Última Hora , 18 of August of 1951

Bette Davis é indiscutivelmente uma grande atriz, mas eu sempre tive uma pinimba qualquer com ela, que se foi acentuando com os anos e os maus diretores que a tireoideana, sacro-ilíaca, psíquica "estrela" andou pegando de um bocado para cá. Nunca deixei, no entanto, de admirá-la quando, em performances notáveis como as que deu em A carta ou Little Foxes, que se não me engano passou aqui com o nome de Vaidosa, ela, mais controlada, resolvia em tensão íntima a sua fabulosa naturalidade física de movimentação - coisa que, de resto, deu margem a que fosse um dos motivos prediletos dos imitadores de palco. Eu vi um famoso impersonator americano "bettedavizar" Bette Davis de modo tão genial que, visse-o a atriz, creio que ela se sentiria como diante de um espelho. 

Esses vícios de ação, Bette Davis em geral resolve-os com um bom diretor. William Wyler, que a andou dirigindo por uns tempos, ajustou-a formidavelmente ao seu estilo diretorial, discreto e tenso a um tempo - e agora eu vejo com agrado que Curtis Bernhardt compreendeu também com grande inteligência o problema que ela representa como atriz. Porque com Bette Davis é preciso cortar-lhe um pouco as asas, mas sem ferir fundamentalmente isso que constitui o seu gênio próprio - a sua dinâmica física. 

Neste filme Depois da tormenta, Bette Davis dá mostras sobejas dessa dinâmica. Seu trabalho é vivo e ágil - tanto que achata completamente a interpretação dos demais atores, o que a deixa soberana em cena. Eu estou longe de concordar com alguns de meus colegas de crítica que Depois da tormenta seja um grande filme. Para mim é apenas um bom filme, que cumpre com dignidade a sua função e expõe o problema da separação conjugal sem mentir à vida. A história tem uma pungência especial que o diretor soube levar muito bem, pois ela não está "na cara da criança", para usar a expressão de uma amiga minha; isto é, não é obviamente, situa-se num plano mais recuado, deixando à ação cinematográfica a incumbência de a ir desencadeando naturalmente. 
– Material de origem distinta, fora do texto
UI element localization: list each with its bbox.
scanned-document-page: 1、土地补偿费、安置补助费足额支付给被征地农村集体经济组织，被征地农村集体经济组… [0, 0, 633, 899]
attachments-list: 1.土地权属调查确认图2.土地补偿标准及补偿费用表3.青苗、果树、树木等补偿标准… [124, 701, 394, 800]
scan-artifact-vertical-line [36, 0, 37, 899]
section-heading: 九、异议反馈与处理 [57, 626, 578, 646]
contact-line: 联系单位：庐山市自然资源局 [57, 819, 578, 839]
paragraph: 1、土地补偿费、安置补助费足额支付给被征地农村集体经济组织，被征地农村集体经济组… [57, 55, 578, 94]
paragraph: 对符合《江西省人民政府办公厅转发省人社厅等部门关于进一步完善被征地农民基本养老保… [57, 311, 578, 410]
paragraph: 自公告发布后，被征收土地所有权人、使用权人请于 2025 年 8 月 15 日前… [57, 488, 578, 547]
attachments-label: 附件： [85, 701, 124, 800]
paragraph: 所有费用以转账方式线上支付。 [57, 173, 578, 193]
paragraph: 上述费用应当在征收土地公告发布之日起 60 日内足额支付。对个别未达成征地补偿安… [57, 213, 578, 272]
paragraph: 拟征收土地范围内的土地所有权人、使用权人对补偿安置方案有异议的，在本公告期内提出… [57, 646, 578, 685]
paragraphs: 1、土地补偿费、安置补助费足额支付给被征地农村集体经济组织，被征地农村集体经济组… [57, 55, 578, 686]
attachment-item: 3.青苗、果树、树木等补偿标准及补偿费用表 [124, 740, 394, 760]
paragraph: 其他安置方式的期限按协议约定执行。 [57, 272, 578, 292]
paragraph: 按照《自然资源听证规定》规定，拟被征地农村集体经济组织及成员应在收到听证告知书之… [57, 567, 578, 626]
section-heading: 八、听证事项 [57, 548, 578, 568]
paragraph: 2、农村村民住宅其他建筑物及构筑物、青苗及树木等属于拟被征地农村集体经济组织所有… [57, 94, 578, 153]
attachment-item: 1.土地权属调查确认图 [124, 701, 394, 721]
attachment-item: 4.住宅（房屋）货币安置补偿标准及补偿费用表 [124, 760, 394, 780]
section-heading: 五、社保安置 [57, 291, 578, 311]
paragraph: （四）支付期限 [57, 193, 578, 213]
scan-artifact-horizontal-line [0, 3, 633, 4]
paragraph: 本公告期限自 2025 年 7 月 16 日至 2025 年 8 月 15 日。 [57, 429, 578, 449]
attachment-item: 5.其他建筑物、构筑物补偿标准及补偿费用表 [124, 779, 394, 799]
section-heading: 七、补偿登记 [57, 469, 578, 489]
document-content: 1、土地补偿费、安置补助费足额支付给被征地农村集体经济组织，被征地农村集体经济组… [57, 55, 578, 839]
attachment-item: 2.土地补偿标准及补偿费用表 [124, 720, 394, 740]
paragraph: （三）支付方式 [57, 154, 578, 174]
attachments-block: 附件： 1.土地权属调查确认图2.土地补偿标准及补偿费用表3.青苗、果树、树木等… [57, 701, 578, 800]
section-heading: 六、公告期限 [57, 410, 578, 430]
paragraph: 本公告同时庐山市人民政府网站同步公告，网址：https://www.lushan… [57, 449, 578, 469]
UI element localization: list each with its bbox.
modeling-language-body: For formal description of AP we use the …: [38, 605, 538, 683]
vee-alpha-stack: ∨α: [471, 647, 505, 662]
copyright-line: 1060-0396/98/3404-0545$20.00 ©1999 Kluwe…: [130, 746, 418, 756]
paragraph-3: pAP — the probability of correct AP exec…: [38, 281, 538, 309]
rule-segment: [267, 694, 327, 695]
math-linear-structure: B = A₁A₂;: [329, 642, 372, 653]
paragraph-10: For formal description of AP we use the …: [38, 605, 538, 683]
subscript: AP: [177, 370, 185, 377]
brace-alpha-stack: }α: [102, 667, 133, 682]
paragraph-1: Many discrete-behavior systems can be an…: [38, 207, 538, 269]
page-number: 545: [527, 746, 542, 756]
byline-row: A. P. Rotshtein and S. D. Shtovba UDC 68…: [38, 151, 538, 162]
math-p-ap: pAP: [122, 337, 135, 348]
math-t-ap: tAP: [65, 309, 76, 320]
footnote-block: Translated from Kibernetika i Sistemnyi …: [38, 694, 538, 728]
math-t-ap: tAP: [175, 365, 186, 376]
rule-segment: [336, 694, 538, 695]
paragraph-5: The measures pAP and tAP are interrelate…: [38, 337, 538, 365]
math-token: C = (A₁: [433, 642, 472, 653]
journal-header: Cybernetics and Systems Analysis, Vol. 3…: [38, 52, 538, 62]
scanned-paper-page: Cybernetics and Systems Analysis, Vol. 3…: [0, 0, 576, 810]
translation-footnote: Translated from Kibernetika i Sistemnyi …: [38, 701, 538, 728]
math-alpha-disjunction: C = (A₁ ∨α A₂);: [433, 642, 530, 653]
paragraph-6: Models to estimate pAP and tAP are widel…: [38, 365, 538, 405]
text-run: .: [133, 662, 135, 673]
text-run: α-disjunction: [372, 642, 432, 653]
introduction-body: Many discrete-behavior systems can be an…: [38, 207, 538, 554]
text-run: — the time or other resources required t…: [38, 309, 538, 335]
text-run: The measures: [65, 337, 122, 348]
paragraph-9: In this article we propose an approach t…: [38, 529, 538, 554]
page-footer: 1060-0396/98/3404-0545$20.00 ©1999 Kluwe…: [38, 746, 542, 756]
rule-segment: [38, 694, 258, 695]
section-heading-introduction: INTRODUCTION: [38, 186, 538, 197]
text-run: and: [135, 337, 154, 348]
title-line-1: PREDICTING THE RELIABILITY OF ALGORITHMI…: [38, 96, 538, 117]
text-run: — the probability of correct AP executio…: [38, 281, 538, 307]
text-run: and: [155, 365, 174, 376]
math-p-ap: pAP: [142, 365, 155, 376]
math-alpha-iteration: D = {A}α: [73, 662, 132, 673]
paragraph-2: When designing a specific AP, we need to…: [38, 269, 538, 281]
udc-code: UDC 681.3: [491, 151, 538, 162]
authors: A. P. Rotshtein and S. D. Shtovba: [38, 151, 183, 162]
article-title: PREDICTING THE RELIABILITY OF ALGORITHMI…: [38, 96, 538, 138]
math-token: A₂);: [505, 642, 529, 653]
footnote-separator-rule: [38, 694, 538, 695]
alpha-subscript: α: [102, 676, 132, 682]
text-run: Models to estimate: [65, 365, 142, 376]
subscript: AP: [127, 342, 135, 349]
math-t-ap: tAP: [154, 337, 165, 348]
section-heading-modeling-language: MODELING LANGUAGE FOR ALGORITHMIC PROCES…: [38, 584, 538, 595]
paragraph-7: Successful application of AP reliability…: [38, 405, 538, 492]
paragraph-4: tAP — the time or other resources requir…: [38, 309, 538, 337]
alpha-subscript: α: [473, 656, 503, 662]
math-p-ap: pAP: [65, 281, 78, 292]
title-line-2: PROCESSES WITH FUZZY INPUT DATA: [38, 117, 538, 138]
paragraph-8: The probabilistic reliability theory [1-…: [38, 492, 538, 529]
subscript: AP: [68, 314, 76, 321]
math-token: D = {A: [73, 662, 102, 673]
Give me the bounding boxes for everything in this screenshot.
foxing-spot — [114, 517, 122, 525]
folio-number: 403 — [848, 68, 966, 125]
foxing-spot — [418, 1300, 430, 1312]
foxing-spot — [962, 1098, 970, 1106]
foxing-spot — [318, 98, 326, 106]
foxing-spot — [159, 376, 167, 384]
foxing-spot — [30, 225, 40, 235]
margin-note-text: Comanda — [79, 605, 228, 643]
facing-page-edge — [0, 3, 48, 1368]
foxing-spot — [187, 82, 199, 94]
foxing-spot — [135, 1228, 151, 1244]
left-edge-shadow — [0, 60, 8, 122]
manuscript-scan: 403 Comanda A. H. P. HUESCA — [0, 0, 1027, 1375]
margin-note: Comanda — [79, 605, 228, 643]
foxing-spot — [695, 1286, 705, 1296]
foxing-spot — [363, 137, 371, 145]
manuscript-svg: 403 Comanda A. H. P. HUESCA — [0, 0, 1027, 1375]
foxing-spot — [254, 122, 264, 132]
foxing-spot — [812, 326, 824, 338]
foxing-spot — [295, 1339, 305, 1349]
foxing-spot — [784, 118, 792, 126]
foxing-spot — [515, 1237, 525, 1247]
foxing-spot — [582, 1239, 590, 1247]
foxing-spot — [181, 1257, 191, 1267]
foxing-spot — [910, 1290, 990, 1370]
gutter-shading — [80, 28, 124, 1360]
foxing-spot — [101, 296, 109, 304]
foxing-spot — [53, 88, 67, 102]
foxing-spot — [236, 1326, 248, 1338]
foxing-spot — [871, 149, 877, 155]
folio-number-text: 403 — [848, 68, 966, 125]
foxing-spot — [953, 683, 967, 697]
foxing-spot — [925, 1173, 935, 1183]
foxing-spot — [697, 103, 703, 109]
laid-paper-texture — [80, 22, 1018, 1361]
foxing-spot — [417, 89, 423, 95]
Bette Davis fez, não há dúvida, uma grande rentrée, que muito provavelmente lhe valerá o Oscar para 1951. Apesar da maneira um pouco teatral com que Bernhardt narra a sua trama, certos recursos roubados ao teatro são de bom efeito, como as aberturas de cena cada vez que Bette Davis rememora o passado conjugal, em que o décor tem um valor de puro teatro. O processo do flashback, pelo qual eu tenho uma certa antipatia, é usado aqui de maneira inteligente. A fotografia é boa, e o som esplêndido. A voz fabulosa de Bette Davis é às vezes trazida para planos mais próximos do que os reais com um resultado espantosamente feliz - o que constitui um excelente emprego cinematográfico de som. Porque negócio de som em cinema... É, mas eu não vou enveredar por esse caminho, não, porque uma vez já fiz isto e deu pano para mangas.